La pérennisation des camps palestiniens inquiète les Libanais

AFP, mardi 8 décembre 2009

« La situation dans les camps est au-​​delà de ce qui est humai­nement accep­table » , selon un ancien res­pon­sable libanais

Bloqués depuis des décennies par l’absence de règlement israélo-​​palestinien, près de 300.000 réfugiés pales­ti­niens vivent dans des condi­tions pitoyables dans des camps au Liban où le risque d’une péren­ni­sation de la situation est de plus en plus mal vécu.

En visite à Bey­routh aujourd’hui (7 décembre), le Pré­sident pales­tinien Mahmoud Abbas devrait se pencher avec ses inter­lo­cu­teurs sur le sort des réfugiés pales­ti­niens, dont des dizaines de mil­liers n’ont jamais vécu dans les ter­ri­toires pales­ti­niens, et sur le malaise que génère au Liban la per­ma­nence d’une dizaine de camps dont le contrôle échappe aux auto­rités libanaises.

Nom­breux sont en effet ceux qui, au Liban, craignent que les Libanais soient les grands per­dants d’un hypo­thé­tique accord sur la question des réfugiés.

« L’installation per­ma­nente des Pales­ti­niens au Liban constitue une véri­table menace démo­gra­phique, poli­tique et pour la sécurité », affirme à l’AFP le député libanais Farid Al-​​Khazen, pro­fesseur de sciences poli­tiques à l’Université amé­ri­caine de Beyrouth.

Les réfugiés sont en majorité arrivés après la création de l’Etat d’Israël en 1948. Une seconde vague a suivi dans les années 1970, suite à la décision du roi Hussein de Jor­danie d’expulser l’Organisation de Libé­ration de la Palestine et ses mil­liers de combattants.

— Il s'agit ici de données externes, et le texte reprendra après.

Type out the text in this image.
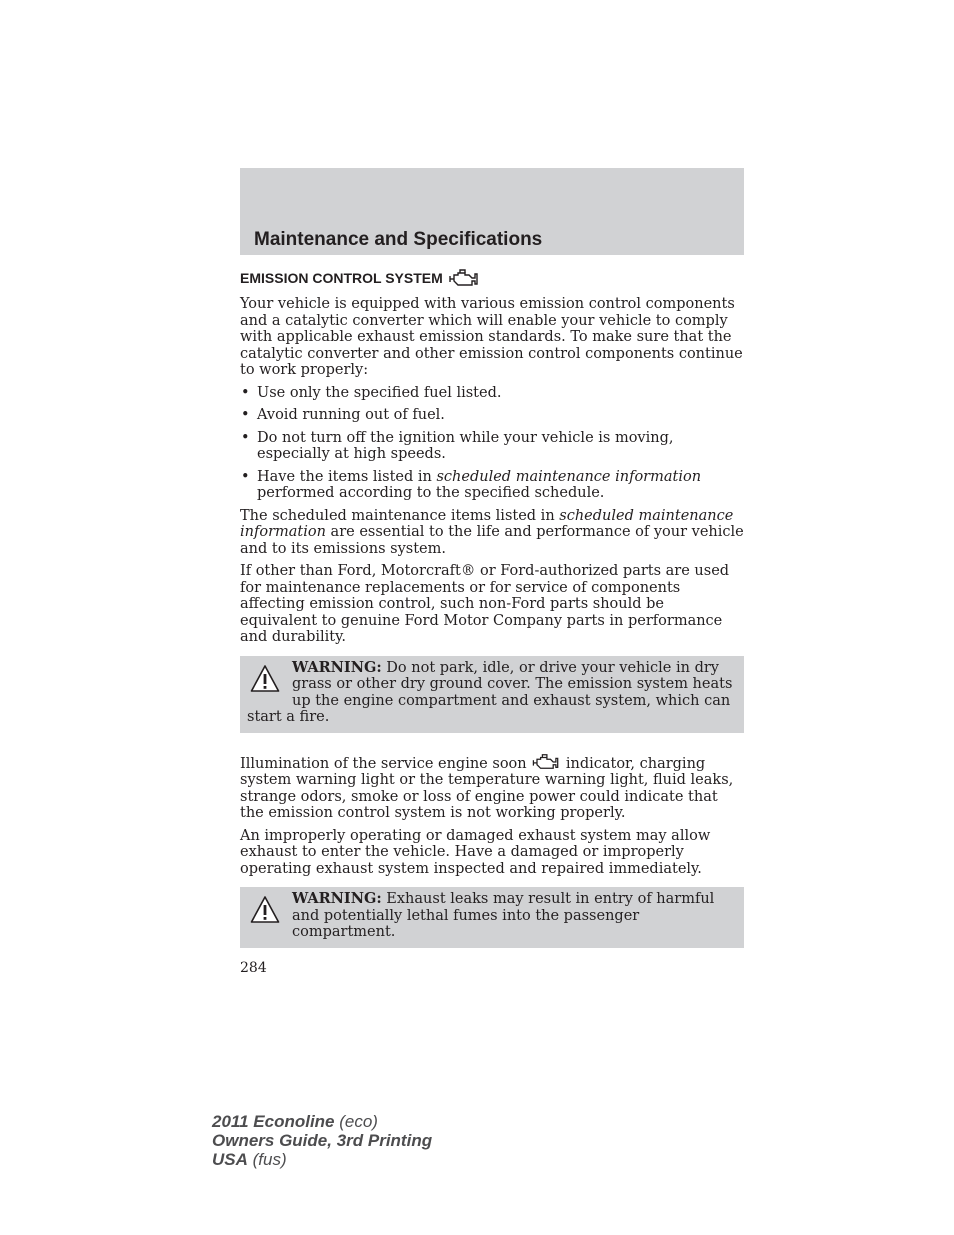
Maintenance and Specifications
EMISSION CONTROL SYSTEM

Your vehicle is equipped with various emission control components and a catalytic converter which will enable your vehicle to comply with applicable exhaust emission standards. To make sure that the catalytic converter and other emission control components continue to work properly:

• Use only the specified fuel listed.
• Avoid running out of fuel.
• Do not turn off the ignition while your vehicle is moving, especially at high speeds.
• Have the items listed in scheduled maintenance information performed according to the specified schedule.

The scheduled maintenance items listed in scheduled maintenance information are essential to the life and performance of your vehicle and to its emissions system.

If other than Ford, Motorcraft® or Ford-authorized parts are used for maintenance replacements or for service of components affecting emission control, such non-Ford parts should be equivalent to genuine Ford Motor Company parts in performance and durability.

WARNING: Do not park, idle, or drive your vehicle in dry grass or other dry ground cover. The emission system heats up the engine compartment and exhaust system, which can start a fire.

Illumination of the service engine soon  indicator, charging system warning light or the temperature warning light, fluid leaks, strange odors, smoke or loss of engine power could indicate that the emission control system is not working properly.

An improperly operating or damaged exhaust system may allow exhaust to enter the vehicle. Have a damaged or improperly operating exhaust system inspected and repaired immediately.

WARNING: Exhaust leaks may result in entry of harmful and potentially lethal fumes into the passenger compartment.
284
2011 Econoline (eco)
Owners Guide, 3rd Printing
USA (fus)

Bien que l’ONU chiffre à 400.000 le nombre de réfugiés pales­ti­niens au Liban, cer­tains avancent un chiffre plus proche de 250.000 à 270.000, car l’ONU n’a pas effacé de ses listes les réfugiés partis dans d’autres pays. Le Liban compte quatre mil­lions d’habitants.

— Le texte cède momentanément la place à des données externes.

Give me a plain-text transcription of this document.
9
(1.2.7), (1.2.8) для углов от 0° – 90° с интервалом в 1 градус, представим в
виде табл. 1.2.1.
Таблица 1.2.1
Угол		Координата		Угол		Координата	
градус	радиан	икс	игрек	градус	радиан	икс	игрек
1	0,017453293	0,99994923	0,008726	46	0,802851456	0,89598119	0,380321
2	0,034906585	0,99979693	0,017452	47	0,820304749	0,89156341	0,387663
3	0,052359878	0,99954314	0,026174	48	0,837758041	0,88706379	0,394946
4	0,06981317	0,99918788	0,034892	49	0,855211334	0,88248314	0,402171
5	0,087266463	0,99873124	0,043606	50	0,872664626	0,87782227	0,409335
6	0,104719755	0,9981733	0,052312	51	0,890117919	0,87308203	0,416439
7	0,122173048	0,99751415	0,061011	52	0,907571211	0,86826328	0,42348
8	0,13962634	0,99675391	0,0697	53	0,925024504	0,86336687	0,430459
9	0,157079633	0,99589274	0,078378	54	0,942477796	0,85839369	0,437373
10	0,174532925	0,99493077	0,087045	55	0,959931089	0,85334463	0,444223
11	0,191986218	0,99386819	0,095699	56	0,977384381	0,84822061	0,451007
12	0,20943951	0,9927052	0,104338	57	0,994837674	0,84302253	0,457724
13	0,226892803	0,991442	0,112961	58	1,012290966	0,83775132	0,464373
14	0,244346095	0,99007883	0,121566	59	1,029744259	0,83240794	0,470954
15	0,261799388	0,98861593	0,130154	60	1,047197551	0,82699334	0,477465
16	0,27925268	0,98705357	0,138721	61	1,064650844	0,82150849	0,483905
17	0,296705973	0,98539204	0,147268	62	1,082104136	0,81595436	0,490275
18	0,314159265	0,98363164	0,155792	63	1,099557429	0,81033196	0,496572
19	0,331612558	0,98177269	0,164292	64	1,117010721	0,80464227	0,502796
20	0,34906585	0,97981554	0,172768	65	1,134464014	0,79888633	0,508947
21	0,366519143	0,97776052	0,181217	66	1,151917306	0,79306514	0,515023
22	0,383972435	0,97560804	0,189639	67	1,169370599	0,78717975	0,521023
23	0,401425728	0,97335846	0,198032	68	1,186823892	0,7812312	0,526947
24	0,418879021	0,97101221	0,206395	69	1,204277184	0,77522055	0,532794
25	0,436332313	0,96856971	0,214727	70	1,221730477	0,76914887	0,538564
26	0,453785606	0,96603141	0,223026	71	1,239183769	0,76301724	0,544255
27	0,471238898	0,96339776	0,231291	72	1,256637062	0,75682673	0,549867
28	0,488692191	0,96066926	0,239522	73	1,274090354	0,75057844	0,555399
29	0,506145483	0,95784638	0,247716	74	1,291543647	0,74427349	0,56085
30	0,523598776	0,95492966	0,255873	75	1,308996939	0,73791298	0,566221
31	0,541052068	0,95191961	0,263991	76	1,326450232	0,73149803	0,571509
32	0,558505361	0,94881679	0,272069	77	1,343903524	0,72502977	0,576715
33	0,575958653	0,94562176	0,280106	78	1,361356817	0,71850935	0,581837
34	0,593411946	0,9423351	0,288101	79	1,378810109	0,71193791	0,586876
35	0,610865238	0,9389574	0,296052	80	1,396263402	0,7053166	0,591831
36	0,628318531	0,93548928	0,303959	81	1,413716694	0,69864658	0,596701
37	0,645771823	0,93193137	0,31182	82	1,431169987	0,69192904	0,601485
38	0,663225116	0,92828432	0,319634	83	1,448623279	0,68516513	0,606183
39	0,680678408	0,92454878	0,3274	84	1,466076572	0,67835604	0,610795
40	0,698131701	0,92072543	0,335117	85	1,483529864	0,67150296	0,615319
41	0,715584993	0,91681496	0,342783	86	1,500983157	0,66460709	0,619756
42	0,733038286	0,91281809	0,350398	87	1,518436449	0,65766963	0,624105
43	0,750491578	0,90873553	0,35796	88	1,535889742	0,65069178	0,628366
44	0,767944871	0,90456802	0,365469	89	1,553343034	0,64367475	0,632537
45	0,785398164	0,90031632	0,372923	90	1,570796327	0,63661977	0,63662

Comme la loi liba­naise leur interdit d’acheter des pro­priétés et d’exercer la majorité des pro­fes­sions, tous les réfugiés dépendent de l’Agence de l’ONU d’aide aux réfugiés pales­ti­niens (Unrwa).

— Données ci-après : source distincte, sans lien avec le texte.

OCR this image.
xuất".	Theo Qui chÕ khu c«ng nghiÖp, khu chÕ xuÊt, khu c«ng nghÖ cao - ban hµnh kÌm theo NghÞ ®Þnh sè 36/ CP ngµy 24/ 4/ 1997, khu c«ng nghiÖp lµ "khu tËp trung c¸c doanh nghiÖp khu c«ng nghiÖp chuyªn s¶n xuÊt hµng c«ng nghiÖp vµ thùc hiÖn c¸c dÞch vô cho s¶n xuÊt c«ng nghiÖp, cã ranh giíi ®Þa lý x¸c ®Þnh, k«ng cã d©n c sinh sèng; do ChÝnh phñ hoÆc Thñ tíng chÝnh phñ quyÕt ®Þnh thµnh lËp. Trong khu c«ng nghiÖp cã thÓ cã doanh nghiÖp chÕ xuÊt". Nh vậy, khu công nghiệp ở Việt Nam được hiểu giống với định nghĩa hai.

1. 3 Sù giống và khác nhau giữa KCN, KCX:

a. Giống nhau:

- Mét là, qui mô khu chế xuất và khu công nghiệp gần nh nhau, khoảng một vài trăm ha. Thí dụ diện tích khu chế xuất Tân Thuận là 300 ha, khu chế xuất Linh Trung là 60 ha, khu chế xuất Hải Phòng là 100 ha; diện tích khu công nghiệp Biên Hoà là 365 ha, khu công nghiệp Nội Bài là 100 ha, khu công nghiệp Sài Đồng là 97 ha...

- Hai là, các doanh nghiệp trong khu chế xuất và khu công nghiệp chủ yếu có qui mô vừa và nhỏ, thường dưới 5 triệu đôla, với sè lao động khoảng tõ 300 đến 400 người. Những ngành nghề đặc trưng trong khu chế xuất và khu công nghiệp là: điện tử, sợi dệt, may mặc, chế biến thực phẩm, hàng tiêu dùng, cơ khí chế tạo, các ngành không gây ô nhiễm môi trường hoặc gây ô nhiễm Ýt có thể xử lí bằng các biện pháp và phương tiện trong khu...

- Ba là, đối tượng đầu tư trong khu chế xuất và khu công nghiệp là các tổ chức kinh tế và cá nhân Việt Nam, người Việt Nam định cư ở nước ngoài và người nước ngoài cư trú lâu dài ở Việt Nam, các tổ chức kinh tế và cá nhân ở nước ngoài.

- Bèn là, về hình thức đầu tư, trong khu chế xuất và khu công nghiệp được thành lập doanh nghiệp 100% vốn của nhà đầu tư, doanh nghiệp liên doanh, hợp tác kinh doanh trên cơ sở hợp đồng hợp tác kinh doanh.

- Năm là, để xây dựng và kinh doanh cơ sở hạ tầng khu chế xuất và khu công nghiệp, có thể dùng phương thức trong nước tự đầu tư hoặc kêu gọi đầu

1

Leur pré­sence devait ini­tia­lement être tem­po­raire, mais leurs chances de rentrer chez eux se sont évanouies avec l’enlisement israélo-​​palestinien.

De même, l’espoir né de l’arrivée de Barack Obama à la Maison-​​Blanche a rapi­dement rendu leur place à l’amertume et au cynisme.

« La lenteur des négo­cia­tions et l’absence de progrès tan­gibles signi­fient que les dis­cus­sions sur le statut final, et la question des réfugiés, sont indé­fi­niment reportées », a déclaré à l’AFP Karen Abu Zayd, com­mis­saire générale de l’Unrwa, lors d’une récente visite à Beyrouth.

L’idée d’une ins­tal­lation per­ma­nente au Liban des réfugiés pales­ti­niens ter­rorise les Libanais, qui craignent pour le fragile équi­libre confes­sionnel de leur pays.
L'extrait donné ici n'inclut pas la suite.